Утро 15 мартаЗаря 15 марта наконец взошла. Заговорщики рано собрались к портику Помпея по соседству с местом, где теперь находится Campo dei Fiori. Брут, бывший претором, вошел на трибуну и, подавляя свое волнение, спокойно начал выслушивать лиц, явившихся с жалобами. Другие заговорщики, ожидая открытия заседания, беседовали друг с другом под портиками, болтая со своими товарищами и стараясь сохранить спокойствие.[908] В театре Помпея начался спектакль, на улицах было обычное движение. Цезарь должен был прийти с минуты на минуту.

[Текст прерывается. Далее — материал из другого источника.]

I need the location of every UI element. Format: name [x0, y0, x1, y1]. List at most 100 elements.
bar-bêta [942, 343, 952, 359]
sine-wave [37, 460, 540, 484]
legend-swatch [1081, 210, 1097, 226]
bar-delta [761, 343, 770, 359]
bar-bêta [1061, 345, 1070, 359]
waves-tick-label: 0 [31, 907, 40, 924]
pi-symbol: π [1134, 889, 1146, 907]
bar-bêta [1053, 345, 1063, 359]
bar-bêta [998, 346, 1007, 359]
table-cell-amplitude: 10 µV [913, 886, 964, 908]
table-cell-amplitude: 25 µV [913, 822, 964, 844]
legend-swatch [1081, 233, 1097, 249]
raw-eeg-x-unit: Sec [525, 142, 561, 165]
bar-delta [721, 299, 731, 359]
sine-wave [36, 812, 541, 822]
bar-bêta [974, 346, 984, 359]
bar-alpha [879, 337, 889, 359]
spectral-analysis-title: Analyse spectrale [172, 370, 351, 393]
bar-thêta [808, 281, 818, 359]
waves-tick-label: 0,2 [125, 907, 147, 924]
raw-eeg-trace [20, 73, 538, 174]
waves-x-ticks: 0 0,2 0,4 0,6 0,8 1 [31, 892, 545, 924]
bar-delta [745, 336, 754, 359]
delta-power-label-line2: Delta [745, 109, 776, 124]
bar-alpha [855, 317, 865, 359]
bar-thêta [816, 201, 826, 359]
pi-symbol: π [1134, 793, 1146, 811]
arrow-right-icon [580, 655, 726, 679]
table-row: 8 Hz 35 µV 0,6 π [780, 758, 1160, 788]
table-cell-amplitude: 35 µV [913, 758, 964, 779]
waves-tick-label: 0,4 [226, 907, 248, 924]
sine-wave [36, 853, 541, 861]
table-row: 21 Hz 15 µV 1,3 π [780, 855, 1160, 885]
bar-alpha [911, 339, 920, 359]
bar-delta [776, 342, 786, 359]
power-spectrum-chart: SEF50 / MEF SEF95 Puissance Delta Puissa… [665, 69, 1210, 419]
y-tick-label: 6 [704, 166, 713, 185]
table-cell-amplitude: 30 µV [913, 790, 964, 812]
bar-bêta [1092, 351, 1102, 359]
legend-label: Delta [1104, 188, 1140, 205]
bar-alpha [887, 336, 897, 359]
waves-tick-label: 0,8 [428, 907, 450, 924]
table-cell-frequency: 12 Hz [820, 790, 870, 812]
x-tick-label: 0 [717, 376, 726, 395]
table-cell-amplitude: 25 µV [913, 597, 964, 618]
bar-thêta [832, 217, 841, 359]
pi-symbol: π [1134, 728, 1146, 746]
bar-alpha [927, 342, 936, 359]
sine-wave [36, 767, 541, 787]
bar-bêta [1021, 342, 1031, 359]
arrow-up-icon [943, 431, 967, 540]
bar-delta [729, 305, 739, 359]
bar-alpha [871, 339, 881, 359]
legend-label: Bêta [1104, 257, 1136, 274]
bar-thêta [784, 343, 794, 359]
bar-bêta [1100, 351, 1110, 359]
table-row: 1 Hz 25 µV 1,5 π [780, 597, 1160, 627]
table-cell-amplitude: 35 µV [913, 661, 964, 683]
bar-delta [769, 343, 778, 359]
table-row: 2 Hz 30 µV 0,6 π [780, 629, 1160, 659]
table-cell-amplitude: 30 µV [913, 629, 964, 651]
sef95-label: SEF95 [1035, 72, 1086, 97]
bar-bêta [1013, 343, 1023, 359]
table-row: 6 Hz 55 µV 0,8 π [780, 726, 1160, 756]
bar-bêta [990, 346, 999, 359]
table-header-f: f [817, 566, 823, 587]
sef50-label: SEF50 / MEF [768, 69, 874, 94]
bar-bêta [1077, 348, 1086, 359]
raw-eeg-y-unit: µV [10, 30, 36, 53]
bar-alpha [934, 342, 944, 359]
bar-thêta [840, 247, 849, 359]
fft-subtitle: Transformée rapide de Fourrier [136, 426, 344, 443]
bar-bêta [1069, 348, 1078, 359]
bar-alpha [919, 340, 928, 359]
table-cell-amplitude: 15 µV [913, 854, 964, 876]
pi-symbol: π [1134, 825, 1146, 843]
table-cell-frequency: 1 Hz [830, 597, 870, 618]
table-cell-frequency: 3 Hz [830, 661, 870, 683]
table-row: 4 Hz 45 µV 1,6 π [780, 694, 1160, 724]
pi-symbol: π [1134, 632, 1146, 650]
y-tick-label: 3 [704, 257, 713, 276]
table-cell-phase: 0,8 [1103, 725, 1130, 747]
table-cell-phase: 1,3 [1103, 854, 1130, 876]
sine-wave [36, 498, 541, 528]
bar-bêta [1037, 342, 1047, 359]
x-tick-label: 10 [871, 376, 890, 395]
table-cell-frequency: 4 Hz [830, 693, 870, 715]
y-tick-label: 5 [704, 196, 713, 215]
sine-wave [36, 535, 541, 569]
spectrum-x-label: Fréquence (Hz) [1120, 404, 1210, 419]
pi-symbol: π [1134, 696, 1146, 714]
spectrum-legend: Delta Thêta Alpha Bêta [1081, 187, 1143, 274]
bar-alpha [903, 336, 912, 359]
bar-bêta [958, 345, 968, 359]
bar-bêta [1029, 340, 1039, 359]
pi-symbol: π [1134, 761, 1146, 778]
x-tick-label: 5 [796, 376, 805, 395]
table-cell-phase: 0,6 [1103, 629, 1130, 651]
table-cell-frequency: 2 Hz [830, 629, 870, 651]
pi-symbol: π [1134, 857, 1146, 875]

Опоздание ЦезаряНо Цезарь опаздывал, задержанный, по-видимому, нездоровьем, едва не заставившим его отменить заседание. Уже встревоженные заговорщики стали чувствовать страх и дрожать при малейшем шуме. Некий друг приблизился к Каске, одному из заговорщиков, и сказал ему смеясь: «Ты кое-что скрываешь, но Брут мне сказал все». Испуганный Каска хотел уже все открыть, когда, продолжая, тот дал ему понять, что намекает на близкую кандидатуру Каски в эдилы. Сенатор Попилий Лена, приблизившись к Бруту и Кассию, сказал им на ухо: «Вы можете иметь успех, но спешите».[909] А Цезарь все не приходил; солнце стояло уже высоко над горизонтом, было около десяти часов утра;[910] заговорщики начинали терять терпение, ожидание утомило их, и некоторые стали помышлять об измене. Кассий, наконец, решился послать Децима Брута к Цезарю, чтобы узнать, что там происходит, и привести его в курию. Децим пошел по узким улицам Марсова поля, быстро поднялся на форум и вошел в domus publica, где жил Цезарь — великий понтифик. Он нашел его твердо решившим отложить заседание ввиду нездоровья. Побуждаемый опасностью, Децим набрался подлости увлечь на смерть дружескими советами человека, который ему доверял и который на его просьбу прийти последовал за ним с закрытыми глазами.[911]